Ich fordere den Bund auf, diese Wirkungsanalyse so früh wie möglich mit den Ländern zu besprechen und noch vor dem Sommer entsprechende gesetzgeberische Aktivitäten einzuleiten. Für die unverzichtbaren Modernisierungsinvestitionen, insbesondere in den innerstädtischen Gebieten, ist die Investitionszulage gerade für die großen Wohnungsunternehmen ein wesentliches Instrument zur Eigenkapitaldarstellung und sie ist für uns deshalb auch ein Element des Stadtumbaus.
Einen wesentlichen Beitrag zur Revitalisierung der Städte wird unser in diesem Jahr erstmals aufgelegtes InnenstadtStabilisierungsprogramm leisten. Mit diesem Programm fördern wir die Altbausanierung und die Lückenbebauung in den Siedlungszentren. Innenstadtwohnungen sollen familien- und altengerecht ausgestattet sein,
um auch für diese Personengruppen ein Angebot bereitzuhalten. Die Anmeldungen, die derzeit bei der Bewilligungsstelle vorliegen, übersteigen das Programmvolumen bereits um das Zehnfache. Dieses Programm ist gleichzeitig wesentlicher Bestandteil unserer seit 2002 laufenden Förderinitiative "Genial zentral". Im Rahmen dieser Initiative werden die Kommunen dabei unterstützt, innerstädtische Brachen aufzuwerten bzw. einer Wohnnutzung zuzuführen. Diese ungenutzten Flächen wandeln die Kommunen in Areale um, auf denen sich Wohneigentum errichten lässt. Wir haben auch klären können, dass Kommunen innerhalb dieser Initiative rechtlich die Möglichkeit haben, an weniger einkommensstarke, junge Familien Grundstücke unter Verkehrswert zu veräußern, weil das eine wichtige Voraussetzung für die Schaffung von Wohneigentum in den Innenstädten der Ober- und Mittelzentren ist.
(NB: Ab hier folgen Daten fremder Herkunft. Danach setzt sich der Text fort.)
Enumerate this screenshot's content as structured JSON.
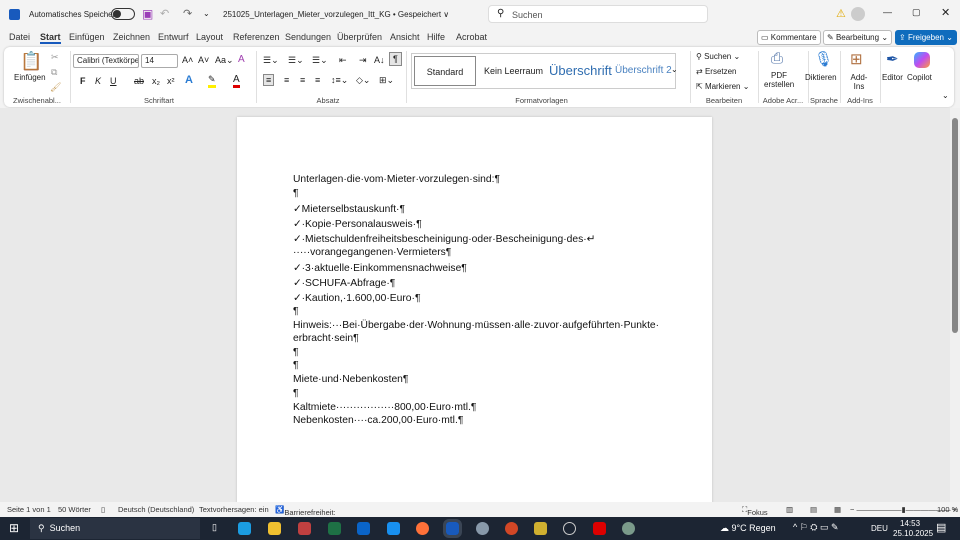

Diese Vorhaben werden in den bestehenden Programmen der Städtebau- und Wohnungsbauförderung gebündelt und als Vorrangförderung definiert. Bei aller Konzentration auf die Probleme des Stadtumbaus - die Landesregierung wird die Wohneigentumsbildung darüber nicht aus den Augen verlieren. Nach wie vor ist der Wunsch der Thüringer Bürger groß, in den eigenen vier Wänden zu leben. Insbesondere vor dem Hintergrund einer zusätzlichen Altersversorgung ist dies für breite Schichten der Bevölkerung ein erstrebenswertes Ziel.
Bei der Förderung selbst genutzten Wohneigentums haben wir uns in den letzten Jahren jedoch auf die Siedlungszentren beschränkt. In der Fläche fördern wir nur noch Familien mit Kindern und Haushalte mit Schwerbehinderten. Zur Haushaltskonsolidierung gibt es keine Alternative. Angesichts der rückläufigen Fördermittel beschreiten wir mit dem Ergänzungsprogramm der Thüringer Aufbaubank neue Wege. Dieses neue Programm sieht vor, dass der Bauherr neben dem Landesförderdarlehen ein zinsverbilligtes Ergänzungsdarlehen erhält, das von der KfW refinanziert wird. Dieses zusätzliche Darlehen eröffnet uns die Möglichkeit, die Höhe der Darlehen in der Landesförderung zu senken. Gleichzeitig können wir jedoch unser Kontingent in der Eigentumsförderung weiter verstetigen und trotzdem die Haushaltskonsolidierung unterstützen.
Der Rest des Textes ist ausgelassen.